Exigeante avec elle-même, Lisa n’a jamais voulu lâcher les études malgré sa vie d’athlète d’élite. Désormais inscrite en licence de chimie à la Sorbonne, elle espère poursuivre en master, puis devenir sage-femme, ou journaliste, ou « peut-être continuer dans le tir à l’arc », si ce n’est faire complètement autre chose comme se consacrer à une vie de maman qu’elle espère.

Si elle ne sait pas encore quelle est sa voie, c’est que l’archère mosellane a mille passions : elle enregistre son podcast « Radio Carquois » sur le tir à l’arc et le sport de haut niveau, adore les parties de tarot avec ses amis, et joue aussi du piano.

D’ailleurs, sa passion pour la musique s’accorde parfaitement avec sa pratique sportive. « Si tu fais une fausse note au piano, la mélodie continue, il faut que tu ailles au bout des choses. C’est pareil au tir à l’arc, si tu fais une flèche un peu plus loin du centre de la cible que les autres, il faut aller jusqu’au bout », estime la mélomane pour qui le plus beau son est « celui de la flèche qui atteint le 10 ». Deux activités qui ont aussi en commun de la forcer à prendre extrêmement soin de ses mains, en les massant et en « retirant régulièrement la corne » au bout de ses doigts.

Ne pas rester « dans sa bulle »

Lisa Barbelin ne compte pas laisser tomber ces hobbies, même à cinq mois des Jeux et malgré le temps passé à l’entraînement. « Je ne peux pas être concentrée que sur le tir à l’arc sinon je péterais un câble », lance-t-elle avec franchise. « Ma vie sociale est hyper importante pour mon équilibre (...) jusqu’au dernier moment avant les Jeux, je vais voir mes copains, ma famille, et ne pas rester dans ma bulle », abonde-t-elle. Elle vit d’ailleurs à l’Insep avec son compagnon, Thomas Chirault, lui aussi espoir des archers français pour Paris 2024.

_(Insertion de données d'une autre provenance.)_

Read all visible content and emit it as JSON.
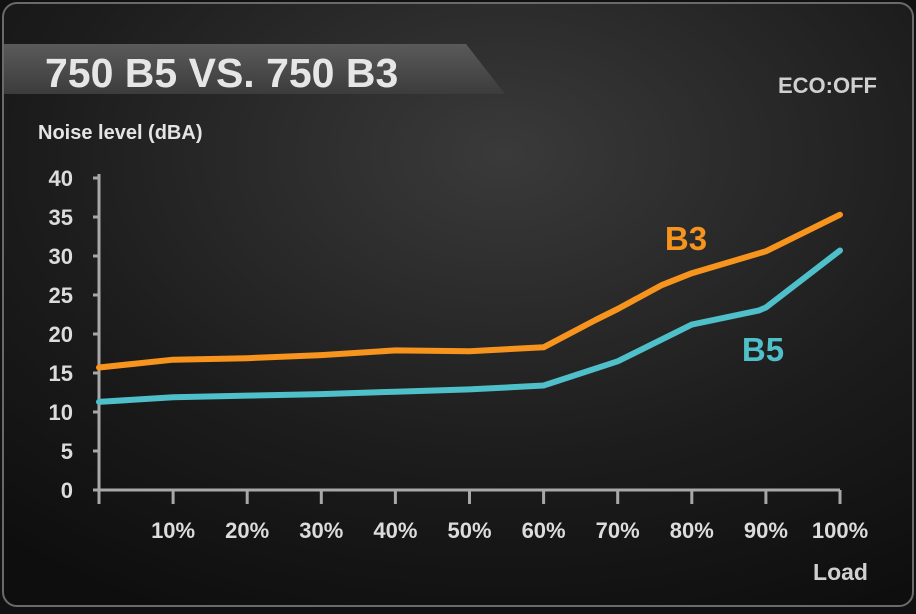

« Par contre, je couperai tous les réseaux sociaux parce qu’il ne faut pas que je pense au poste ou à la story Instagram que je vais mettre… Il faut savoir compartimenter », nuance-t-elle avec rigueur.

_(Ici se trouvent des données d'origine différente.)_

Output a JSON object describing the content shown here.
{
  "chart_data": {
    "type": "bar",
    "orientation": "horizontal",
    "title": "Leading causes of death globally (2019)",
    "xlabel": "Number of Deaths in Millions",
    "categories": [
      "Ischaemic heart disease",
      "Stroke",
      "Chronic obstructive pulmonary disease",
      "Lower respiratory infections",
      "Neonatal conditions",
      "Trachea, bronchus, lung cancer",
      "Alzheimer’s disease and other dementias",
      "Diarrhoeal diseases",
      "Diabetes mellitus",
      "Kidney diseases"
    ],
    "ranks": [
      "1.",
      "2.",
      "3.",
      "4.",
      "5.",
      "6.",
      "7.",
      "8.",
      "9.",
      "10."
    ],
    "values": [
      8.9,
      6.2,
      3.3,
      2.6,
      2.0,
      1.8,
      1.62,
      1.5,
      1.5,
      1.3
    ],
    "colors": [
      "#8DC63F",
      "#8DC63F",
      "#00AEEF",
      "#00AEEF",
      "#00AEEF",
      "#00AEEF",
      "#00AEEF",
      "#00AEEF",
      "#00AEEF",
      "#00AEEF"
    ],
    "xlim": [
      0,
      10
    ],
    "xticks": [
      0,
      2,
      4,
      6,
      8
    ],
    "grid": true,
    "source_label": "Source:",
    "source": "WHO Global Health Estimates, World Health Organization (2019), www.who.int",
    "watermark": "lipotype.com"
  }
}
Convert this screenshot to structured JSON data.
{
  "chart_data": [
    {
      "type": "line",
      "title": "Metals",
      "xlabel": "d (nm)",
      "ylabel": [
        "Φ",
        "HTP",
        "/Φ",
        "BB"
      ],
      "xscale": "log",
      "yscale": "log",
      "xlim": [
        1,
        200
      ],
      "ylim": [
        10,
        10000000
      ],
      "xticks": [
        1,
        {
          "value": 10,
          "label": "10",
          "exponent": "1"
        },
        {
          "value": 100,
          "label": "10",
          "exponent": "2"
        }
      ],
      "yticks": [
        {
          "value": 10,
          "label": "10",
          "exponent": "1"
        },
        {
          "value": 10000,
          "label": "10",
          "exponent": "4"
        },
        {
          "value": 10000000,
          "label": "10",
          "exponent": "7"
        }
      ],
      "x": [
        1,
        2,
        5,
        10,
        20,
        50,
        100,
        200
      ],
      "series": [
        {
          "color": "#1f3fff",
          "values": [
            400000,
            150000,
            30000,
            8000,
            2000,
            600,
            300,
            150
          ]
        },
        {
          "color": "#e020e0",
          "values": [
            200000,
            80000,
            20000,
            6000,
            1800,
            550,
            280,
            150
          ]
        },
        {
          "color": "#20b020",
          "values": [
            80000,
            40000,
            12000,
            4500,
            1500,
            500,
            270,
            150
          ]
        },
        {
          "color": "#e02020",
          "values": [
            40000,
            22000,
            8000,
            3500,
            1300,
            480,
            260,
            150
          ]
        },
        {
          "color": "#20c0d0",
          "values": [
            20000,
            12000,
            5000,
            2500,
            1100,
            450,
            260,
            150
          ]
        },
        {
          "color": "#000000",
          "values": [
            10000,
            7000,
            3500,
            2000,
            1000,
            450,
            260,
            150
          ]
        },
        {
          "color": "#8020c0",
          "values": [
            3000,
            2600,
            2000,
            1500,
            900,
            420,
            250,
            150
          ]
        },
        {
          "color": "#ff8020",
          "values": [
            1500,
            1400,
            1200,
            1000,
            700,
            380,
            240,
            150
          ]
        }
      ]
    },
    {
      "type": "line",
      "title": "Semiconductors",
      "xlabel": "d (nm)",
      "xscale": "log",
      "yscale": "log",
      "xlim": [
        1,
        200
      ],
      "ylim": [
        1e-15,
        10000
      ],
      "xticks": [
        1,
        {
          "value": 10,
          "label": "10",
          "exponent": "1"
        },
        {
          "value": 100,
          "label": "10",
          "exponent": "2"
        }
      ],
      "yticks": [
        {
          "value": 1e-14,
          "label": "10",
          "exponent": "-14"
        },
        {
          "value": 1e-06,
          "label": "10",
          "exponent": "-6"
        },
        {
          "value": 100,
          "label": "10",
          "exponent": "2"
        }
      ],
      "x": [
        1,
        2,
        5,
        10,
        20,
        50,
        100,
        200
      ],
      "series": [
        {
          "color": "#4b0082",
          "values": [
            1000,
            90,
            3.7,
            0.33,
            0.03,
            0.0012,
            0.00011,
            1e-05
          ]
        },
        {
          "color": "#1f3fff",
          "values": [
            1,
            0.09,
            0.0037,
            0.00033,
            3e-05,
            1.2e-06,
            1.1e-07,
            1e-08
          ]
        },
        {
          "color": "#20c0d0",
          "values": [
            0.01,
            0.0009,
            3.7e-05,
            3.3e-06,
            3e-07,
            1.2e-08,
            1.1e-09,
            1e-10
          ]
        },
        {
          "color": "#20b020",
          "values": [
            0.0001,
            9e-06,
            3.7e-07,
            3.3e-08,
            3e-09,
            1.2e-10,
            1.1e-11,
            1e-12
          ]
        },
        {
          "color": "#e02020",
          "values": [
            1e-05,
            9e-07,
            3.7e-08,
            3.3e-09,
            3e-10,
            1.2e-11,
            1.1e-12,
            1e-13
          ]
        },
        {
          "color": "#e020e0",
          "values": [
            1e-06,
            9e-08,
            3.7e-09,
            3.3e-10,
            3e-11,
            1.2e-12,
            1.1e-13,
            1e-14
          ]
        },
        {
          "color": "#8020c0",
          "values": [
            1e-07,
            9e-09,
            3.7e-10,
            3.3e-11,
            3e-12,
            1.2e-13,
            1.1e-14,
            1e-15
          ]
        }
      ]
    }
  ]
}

À peine l’interview terminée, ses yeux sont déjà rivés vers le match en équipe qui l’attend pour terminer sa session d’entraînement. Elle encourage ses comparses à grand renfort de « Allez les filles ! » quand ce n’est pas à elle de tirer. Ses coéquipières confient qu’elles espèrent toutes remporter les JO en équipe, plus encore qu’obtenir une médaille individuelle : « Ce serait merveilleux de gagner ensemble ». Et c’est d’ailleurs en file indienne que les jeunes archères enfourchent leur vélo pour se rendre à la cantine, clamant en chœur « À bientôt ! ». Oui, à partir du 26 juillet pour faire rêver la France.